Reporter: Ferry Saputra | Editor: Wahyu T.Rahmawati
KONTAN.CO.ID - JAKARTA. Otoritas Jasa Keuangan (OJK) mencatat tingkat risiko kredit macet secara agregat (TWP90) fintech peer to peer (P2P) lending dalam kondisi terjaga di posisi 2,93% per Desember 2023. Angka itu bisa dibilang naik sebanyak 0,12%, jika dibandingkan posisi TWP90 per November 2023 yang sebesar 2,81%.
Mengenai meningkatnya angka TWP90, Kepala Eksekutif Pengawas Lembaga Pembiayaan, Perusahaan Modal Ventura, Lembaga Keuangan Mikro dan Lembaga Jasa Keuangan Lainnya (PVML) OJK Agusman menilai bahwa salah satu penyebabnya karena ada risiko bisnis.
"Ya, namanya orang berusaha tentu ada risiko bisnis dan seterusnya. Hal itu yang kami periksa," kata Agusman saat ditemui seusai konferensi pers di Jakarta, Selasa (20/2).

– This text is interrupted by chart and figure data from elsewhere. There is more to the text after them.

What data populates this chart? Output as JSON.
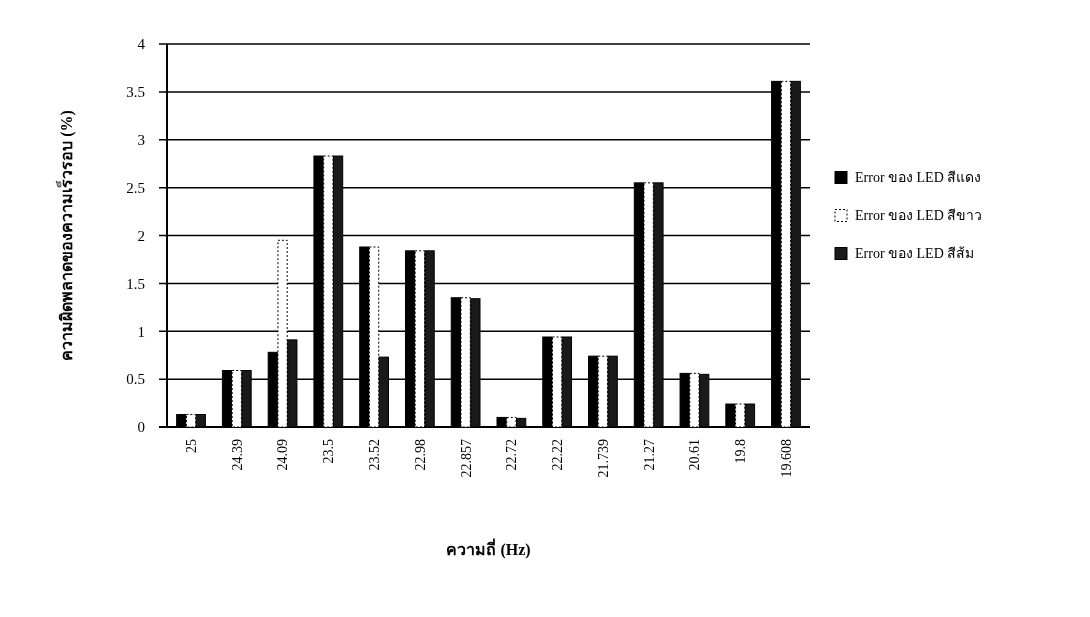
{
  "chart_data": {
    "type": "bar",
    "xlabel": "ความถี่ (Hz)",
    "ylabel": "ความผิดพลาดของความเร็วรอบ (%)",
    "categories": [
      "25",
      "24.39",
      "24.09",
      "23.5",
      "23.52",
      "22.98",
      "22.857",
      "22.72",
      "22.22",
      "21.739",
      "21.27",
      "20.61",
      "19.8",
      "19.608"
    ],
    "series": [
      {
        "name": "Error ของ LED สีแดง",
        "color": "#000000",
        "values": [
          0.13,
          0.59,
          0.78,
          2.83,
          1.88,
          1.84,
          1.35,
          0.1,
          0.94,
          0.74,
          2.55,
          0.56,
          0.24,
          3.61
        ]
      },
      {
        "name": "Error ของ LED สีขาว",
        "color": "#ffffff",
        "values": [
          0.13,
          0.59,
          1.95,
          2.83,
          1.88,
          1.84,
          1.35,
          0.1,
          0.94,
          0.74,
          2.55,
          0.56,
          0.24,
          3.61
        ]
      },
      {
        "name": "Error ของ LED สีส้ม",
        "color": "#1a1a1a",
        "values": [
          0.13,
          0.59,
          0.91,
          2.83,
          0.73,
          1.84,
          1.34,
          0.09,
          0.94,
          0.74,
          2.55,
          0.55,
          0.24,
          3.61
        ]
      }
    ],
    "ylim": [
      0,
      4
    ],
    "yticks": [
      0,
      0.5,
      1,
      1.5,
      2,
      2.5,
      3,
      3.5,
      4
    ],
    "grid": "y",
    "legend": "right"
  }
}
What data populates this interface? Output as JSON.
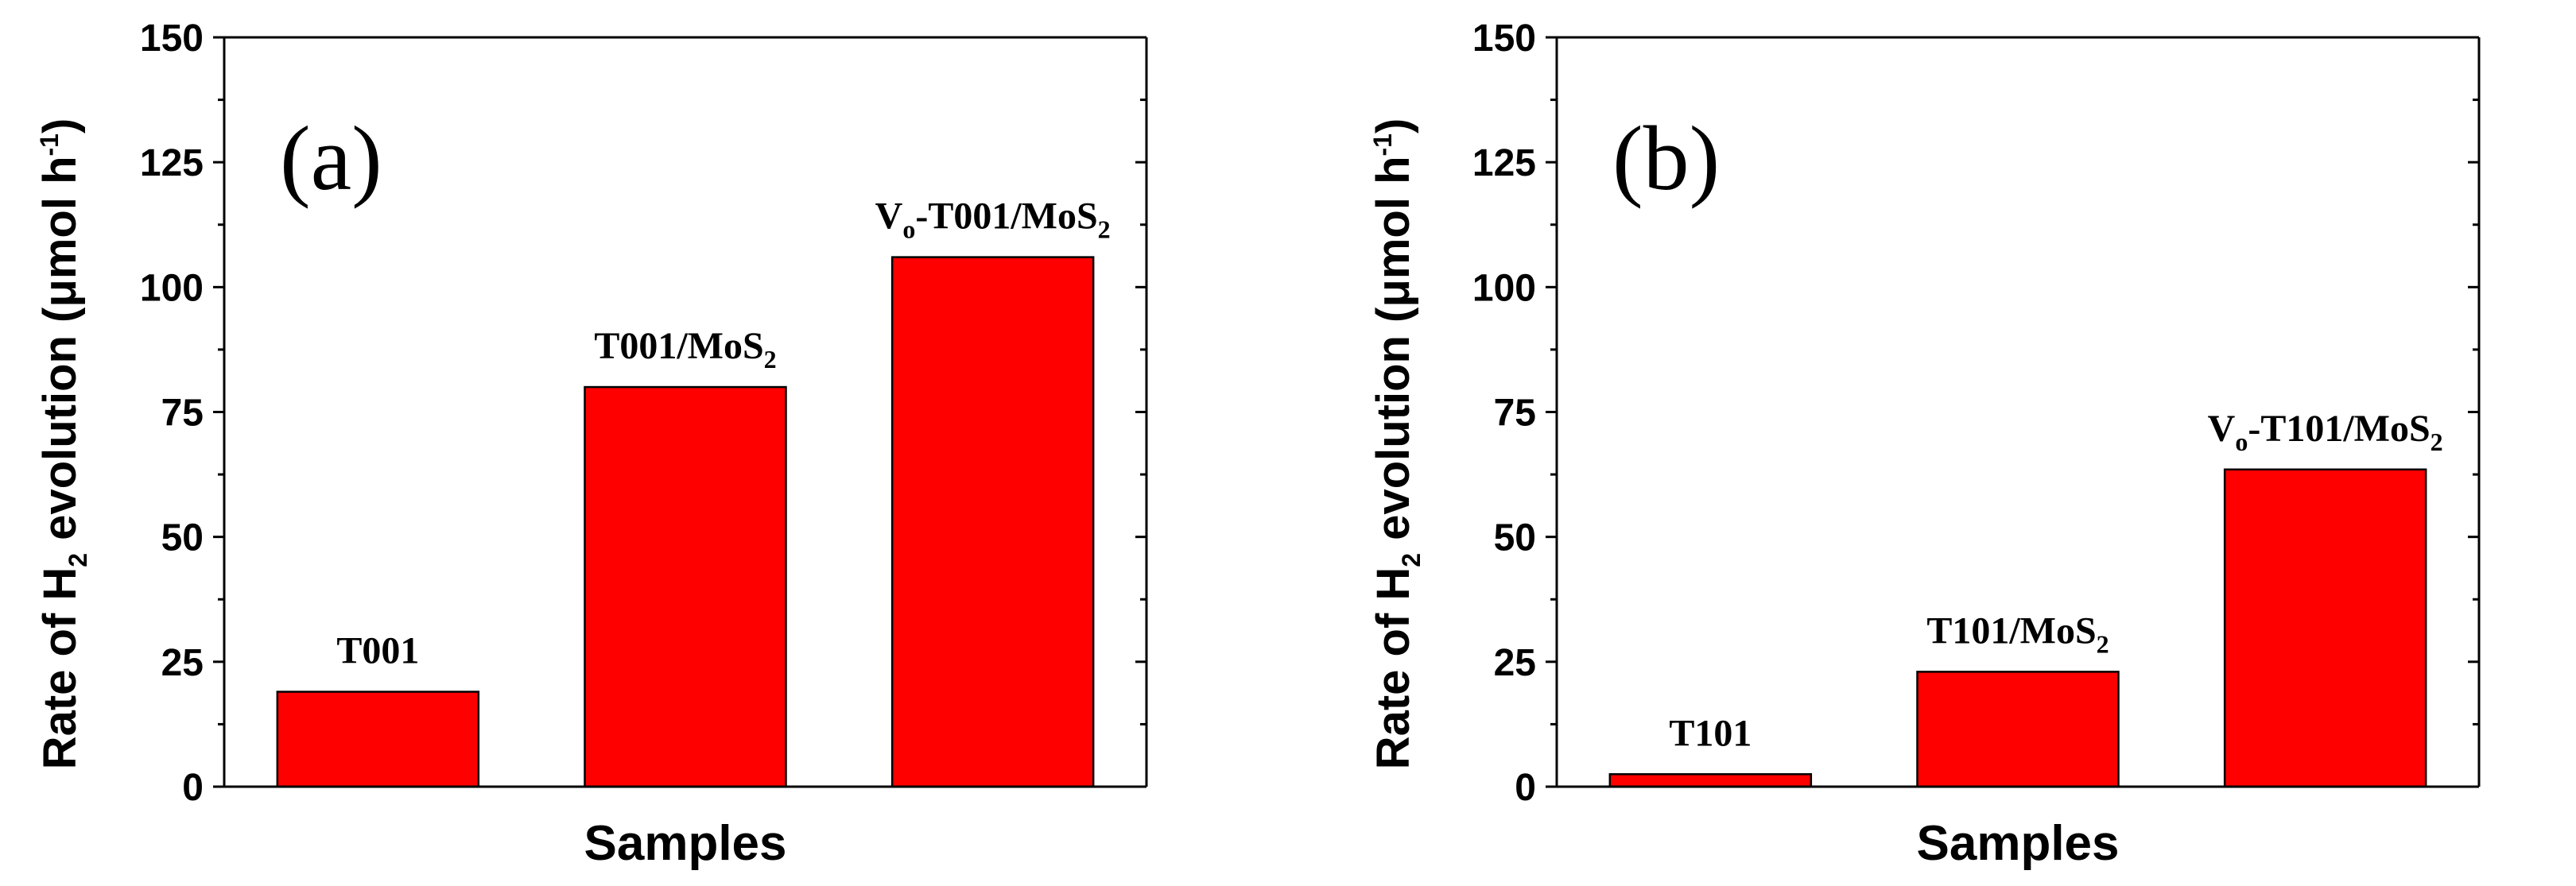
{
  "colors": {
    "bar": "#ff0000",
    "axis": "#000000"
  },
  "chart_data": [
    {
      "type": "bar",
      "panel_label": "(a)",
      "xlabel": "Samples",
      "ylabel": {
        "text": "Rate of H",
        "sub": "2",
        "mid": " evolution (μmol h",
        "sup": "-1",
        "end": ")"
      },
      "ylim": [
        0,
        150
      ],
      "yticks": [
        "0",
        "25",
        "50",
        "75",
        "100",
        "125",
        "150"
      ],
      "categories": [
        {
          "main": "T001",
          "sub": "",
          "tail": "",
          "value": 19
        },
        {
          "main": "T001/MoS",
          "sub": "2",
          "tail": "",
          "value": 80
        },
        {
          "main": "V",
          "sub": "o",
          "tail": "-T001/MoS",
          "sub2": "2",
          "value": 106
        }
      ]
    },
    {
      "type": "bar",
      "panel_label": "(b)",
      "xlabel": "Samples",
      "ylabel": {
        "text": "Rate of H",
        "sub": "2",
        "mid": " evolution (μmol h",
        "sup": "-1",
        "end": ")"
      },
      "ylim": [
        0,
        150
      ],
      "yticks": [
        "0",
        "25",
        "50",
        "75",
        "100",
        "125",
        "150"
      ],
      "categories": [
        {
          "main": "T101",
          "sub": "",
          "tail": "",
          "value": 2.5
        },
        {
          "main": "T101/MoS",
          "sub": "2",
          "tail": "",
          "value": 23
        },
        {
          "main": "V",
          "sub": "o",
          "tail": "-T101/MoS",
          "sub2": "2",
          "value": 63.5
        }
      ]
    }
  ]
}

Baca Juga: Giliran Fintech Modal Rakyat Digugat Lender Karena Dugaan Gagal Bayar
Pengamat sekaligus Direktur Ekonomi Digital Center of Economic and Law Studies (Celios) Nailul Huda mengatakan kalau TWP90 pada Desember 2023 naik, artinya banyak yang jatuh tempo untuk pembayaran September hingga Oktober 2023. Dia berpendapat dalam periode tersebut konsumsi leisure naik cukup tinggi.
"Oleh karena itu, pengeluaran rumah tangga untuk transportasi dan gadget, serta restoran dan hotel masih naik masing-masing 7% dan 6%. Angka itu lebih tinggi, jika dibandingkan konsumsi rumah tangga secara total. Permintaan pembiayaan akan tinggi juga, salah satunya melalui pinjaman online," ungkap dia kepada Kontan.co.id.
Nailul berpendapat dengan sistem credit scoring saat ini, tampaknya akan terjadi gagal bayar yang tinggi.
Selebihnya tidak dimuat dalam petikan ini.